先月より少ない?10月の給与明細ここをチェック!

やりくり

なぜ?手取りがちょっと減ってる!

こんにちは。Money Motto!編集長のみやこです。

給料日が近づいてきました。明細をもらっても中を見ないという方、今月は重要な変更がある月なので、しっかり金額を確認しておきましょう。

本日は、10月の給与明細についてお知らせします。

厚生年金保険料がアップ!

まずは、給料と手取り金額についておさらいしましょう。給料は額面金額がそのままが手元に残るわけではありません。額面金額から、社会保険料(健康保険、厚生年金、雇用保険、介護保険)、税金(所得税、住民税)が控除されています。

手取り金額 = 額面金額 - ( 社会保険料 + 税金 )

平成28年9月分(10月納付分)から厚生年金保険料率が0.354%アップし、18.182%になりました。厚生年金保険料は、会社と本人が半分ずつ負担するので、10月支給分の給料から(会社によっては9月支給分の場合もあり)0.177%負担が増えます。給料が月額30万円の場合、先月よりも厚生年金保険料が531円上がっています。
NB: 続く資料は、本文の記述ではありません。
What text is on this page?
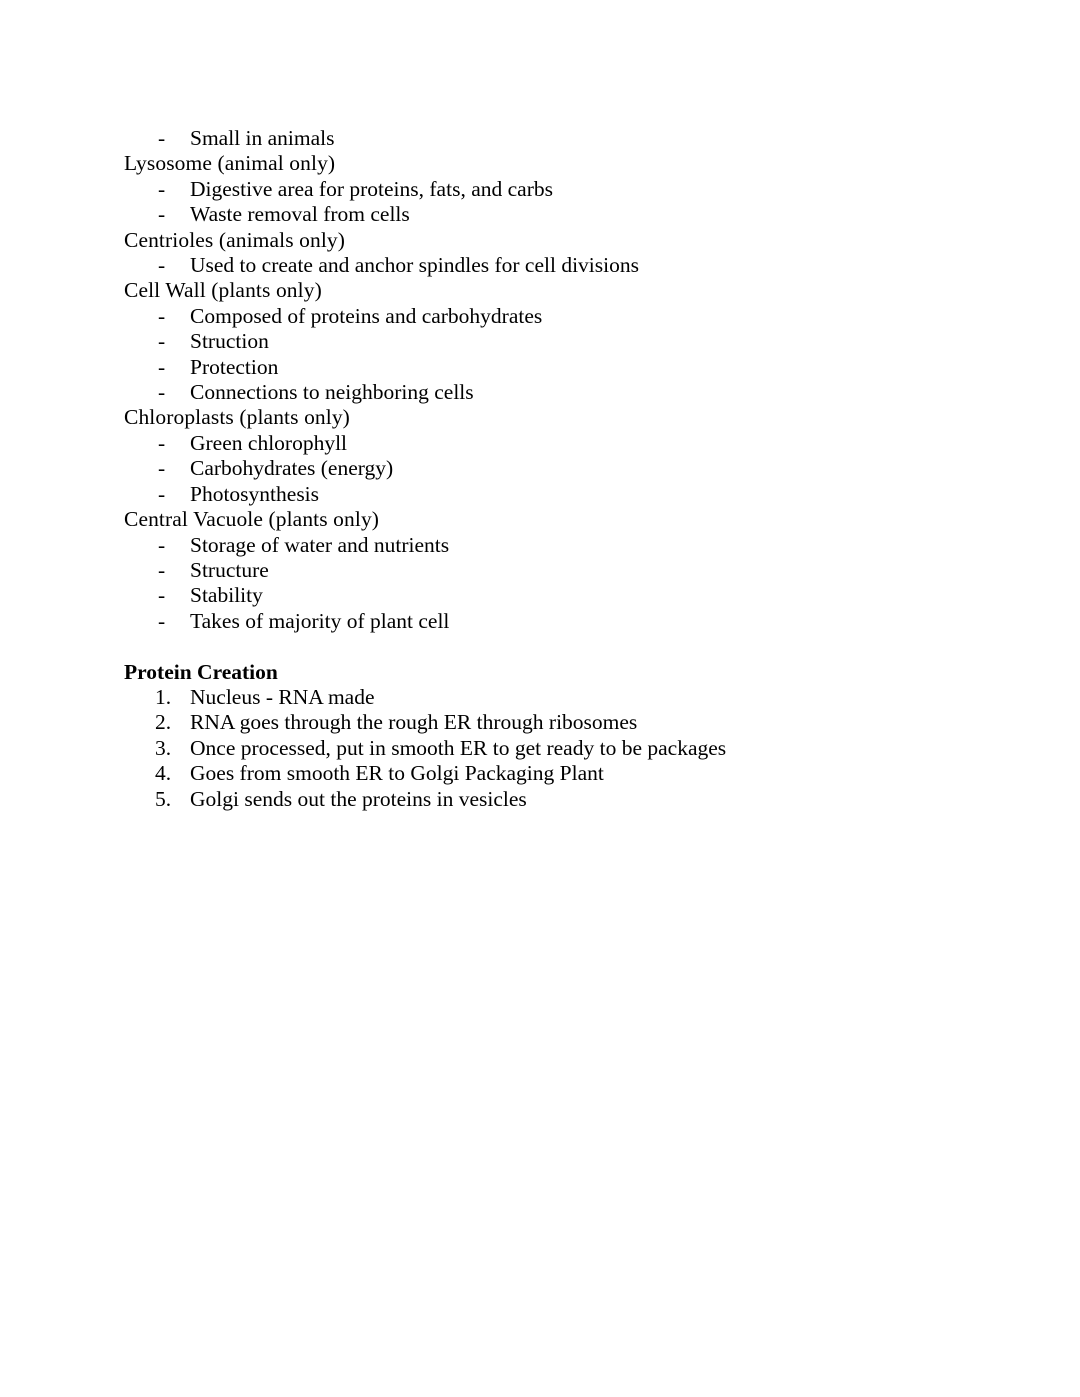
-	Small in animals
Lysosome (animal only)
-	Digestive area for proteins, fats, and carbs
-	Waste removal from cells
Centrioles (animals only)
-	Used to create and anchor spindles for cell divisions
Cell Wall (plants only)
-	Composed of proteins and carbohydrates
-	Struction
-	Protection
-	Connections to neighboring cells
Chloroplasts (plants only)
-	Green chlorophyll
-	Carbohydrates (energy)
-	Photosynthesis
Central Vacuole (plants only)
-	Storage of water and nutrients
-	Structure
-	Stability
-	Takes of majority of plant cell
Protein Creation
1. Nucleus - RNA made
2. RNA goes through the rough ER through ribosomes
3. Once processed, put in smooth ER to get ready to be packages
4. Goes from smooth ER to Golgi Packaging Plant
5. Golgi sends out the proteins in vesicles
厚生年金保険料率は、平成16年10月分から毎年引き上げられており、平成29年9月以降は、18.3%に固定されます。

厚生年金保険料率の推移

期間 厚生年金保険料率(一般)
平成16年10月~平成17年8月 13.934%
平成17年9月~平成18年8月 14.288%
平成18年9月~平成19年8月 14.642%
平成26年9月~平成27年8月 17.474%
平成27年9月~平成28年8月 17.828%
平成28年9月~平成29年8月 18.182%
平成29年9月以降 18.3%

※厚生年金基金に加入している場合は、上記の厚生年金保険料率と異なります。

(参考)日本年金機構 厚生年金保険料額(平成28年9月分~)[PDF]

極端な例ですが、給料が月額30万円で平成16年10月からまったく増えなかった場合、厚生年金保険料の自己負担分が6,000円以上アップしたことになります。

社会保険料と残業代の関係

今月と先月の給与明細を見比べてみると、「厚生年金保険料以外の社会保険料も上がっている!」という方も少なくないはずです。じつは、厚生年金保険料率のアップ以外にも変更がおこなわれています。社会保険料の定時決定です。
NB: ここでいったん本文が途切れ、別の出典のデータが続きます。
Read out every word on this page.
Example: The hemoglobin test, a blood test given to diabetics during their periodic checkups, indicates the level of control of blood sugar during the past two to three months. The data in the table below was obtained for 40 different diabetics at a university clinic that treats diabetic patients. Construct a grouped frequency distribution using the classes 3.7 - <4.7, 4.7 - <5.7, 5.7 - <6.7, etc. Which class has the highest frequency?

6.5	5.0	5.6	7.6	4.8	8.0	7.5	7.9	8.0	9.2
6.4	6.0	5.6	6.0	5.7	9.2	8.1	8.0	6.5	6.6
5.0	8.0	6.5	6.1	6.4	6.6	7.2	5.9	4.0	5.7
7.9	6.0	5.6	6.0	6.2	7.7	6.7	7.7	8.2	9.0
社会保険料(雇用保険を除く)は、毎年4月・5月・6月の報酬(標準報酬月額)の平均をとって決定されます。報酬には、基本給、役職手当、住宅手当、通勤手当、残業代など、労務の対価として支払われるものすべてが含まれます。報酬額が大きくなるほど、社会保険料の負担も増えます。
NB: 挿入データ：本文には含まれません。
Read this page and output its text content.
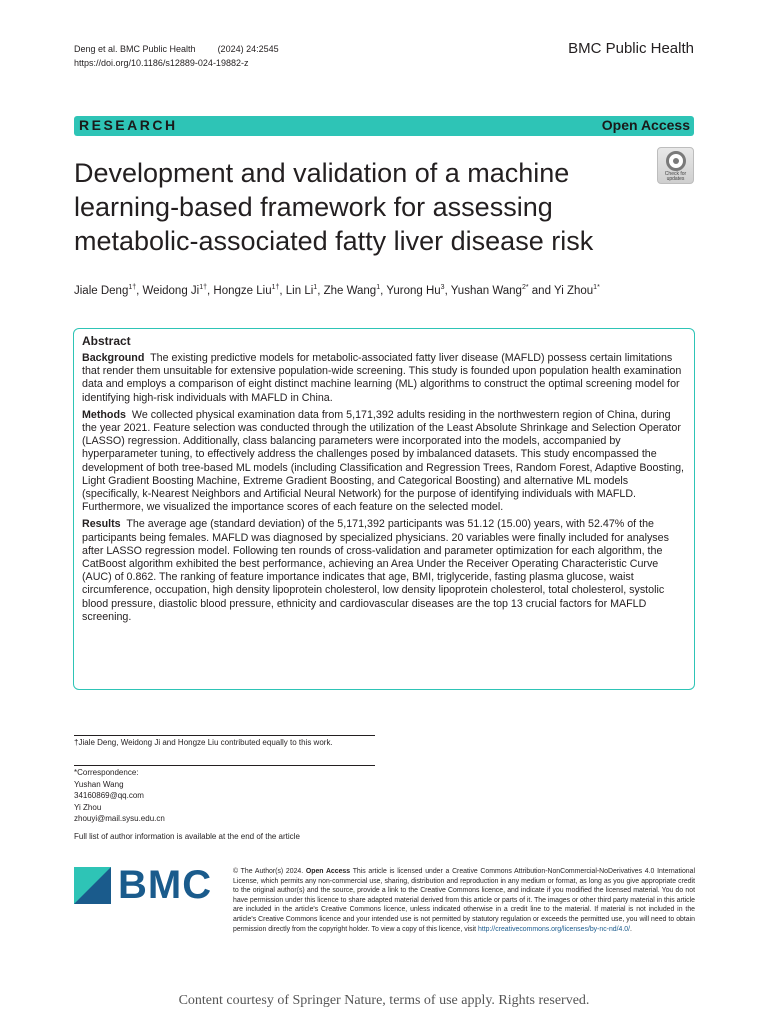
Deng et al. BMC Public Health (2024) 24:2545
https://doi.org/10.1186/s12889-024-19882-z
BMC Public Health
RESEARCH	Open Access
Development and validation of a machine learning-based framework for assessing metabolic-associated fatty liver disease risk
Check for
updates
Jiale Deng$^{1\dagger}$, Weidong $Ji^{1\dagger}$, Hongze Liu$^{1\dagger}$, Lin Li$^1$, Zhe Wang$^1$, Yurong Hu$^3$, Yushan Wang$^{2*}$ and Yi Zhou$^{1*}$
Abstract

Background The existing predictive models for metabolic-associated fatty liver disease (MAFLD) possess certain limitations that render them unsuitable for extensive population-wide screening. This study is founded upon population health examination data and employs a comparison of eight distinct machine learning (ML) algorithms to construct the optimal screening model for identifying high-risk individuals with MAFLD in China.

Methods We collected physical examination data from 5,171,392 adults residing in the northwestern region of China, during the year 2021. Feature selection was conducted through the utilization of the Least Absolute Shrinkage and Selection Operator (LASSO) regression. Additionally, class balancing parameters were incorporated into the models, accompanied by hyperparameter tuning, to effectively address the challenges posed by imbalanced datasets. This study encompassed the development of both tree-based ML models (including Classification and Regression Trees, Random Forest, Adaptive Boosting, Light Gradient Boosting Machine, Extreme Gradient Boosting, and Categorical Boosting) and alternative ML models (specifically, k-Nearest Neighbors and Artificial Neural Network) for the purpose of identifying individuals with MAFLD. Furthermore, we visualized the importance scores of each feature on the selected model.

Results The average age (standard deviation) of the 5,171,392 participants was 51.12 (15.00) years, with 52.47% of the participants being females. MAFLD was diagnosed by specialized physicians. 20 variables were finally included for analyses after LASSO regression model. Following ten rounds of cross-validation and parameter optimization for each algorithm, the CatBoost algorithm exhibited the best performance, achieving an Area Under the Receiver Operating Characteristic Curve (AUC) of 0.862. The ranking of feature importance indicates that age, BMI, triglyceride, fasting plasma glucose, waist circumference, occupation, high density lipoprotein cholesterol, low density lipoprotein cholesterol, total cholesterol, systolic blood pressure, diastolic blood pressure, ethnicity and cardiovascular diseases are the top 13 crucial factors for MAFLD screening.

†Jiale Deng, Weidong Ji and Hongze Liu contributed equally to this work.
*Correspondence:
Yushan Wang
34160869@qq.com
Yi Zhou
zhouyi@mail.sysu.edu.cn
Full list of author information is available at the end of the article
BMC	© The Author(s) 2024. Open Access This article is licensed under a Creative Commons Attribution-NonCommercial-NoDerivatives 4.0 International License, which permits any non-commercial use, sharing, distribution and reproduction in any medium or format, as long as you give appropriate credit to the original author(s) and the source, provide a link to the Creative Commons licence, and indicate if you modified the licensed material. You do not have permission under this licence to share adapted material derived from this article or parts of it. The images or other third party material in this article are included in the article's Creative Commons licence, unless indicated otherwise in a credit line to the material. If material is not included in the article's Creative Commons licence and your intended use is not permitted by statutory regulation or exceeds the permitted use, you will need to obtain permission directly from the copyright holder. To view a copy of this licence, visit http://creativecommons.org/licenses/by-nc-nd/4.0/.
Content courtesy of Springer Nature, terms of use apply. Rights reserved.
基本給や諸手当などは、毎月変動することはありませんが、残業代は月によって金額が大きく変わることがあります。4~6月に支給される残業代が多いと、10月納付分から適用される1年間の社会保険料がアップします。よく「年度末から年度初めに残業をすると損をする」といわれるのは、このためです。

遠距離通勤は損?

標準報酬月額について、興味深いポイントがもうひとつあります。報酬に通勤手当が含まれるということです。

会社まで徒歩で通勤する場合(例:通勤手当 なし)と、遠方から通勤する場合(例:通勤手当 5万円/月)では、社会保険料が異なります。引越して遠方から通勤すると手取りが減るということもあります。「通勤手当は定期券代に使っているのに、手取りが減るのはおかしい」という声が聞こえてきそうですが、法律で決まっているのでどうしようもありません。

通勤風景

charnsitr / Shutterstock.com

将来もらえる年金が増える?

残業代、通勤手当などが原因で、手取りが減る可能性があることがわかりました。しかし、だからといって「年度末は残業をしない」とか「引越すのをやめる」というわけにもいきません。収支のバランスを考えて、給料の範囲内でやりくりができるようにしましょう。

社会保険料のアップは、悪いことばかりではありません。標準報酬月額が大きくなることで、年金、失業給付、出産手当金、育児休業給付、介護休業給付、疾病手当金などの支給額が増えます。たくさん支払った分は、しっかり将来の給付額に反映されるのです。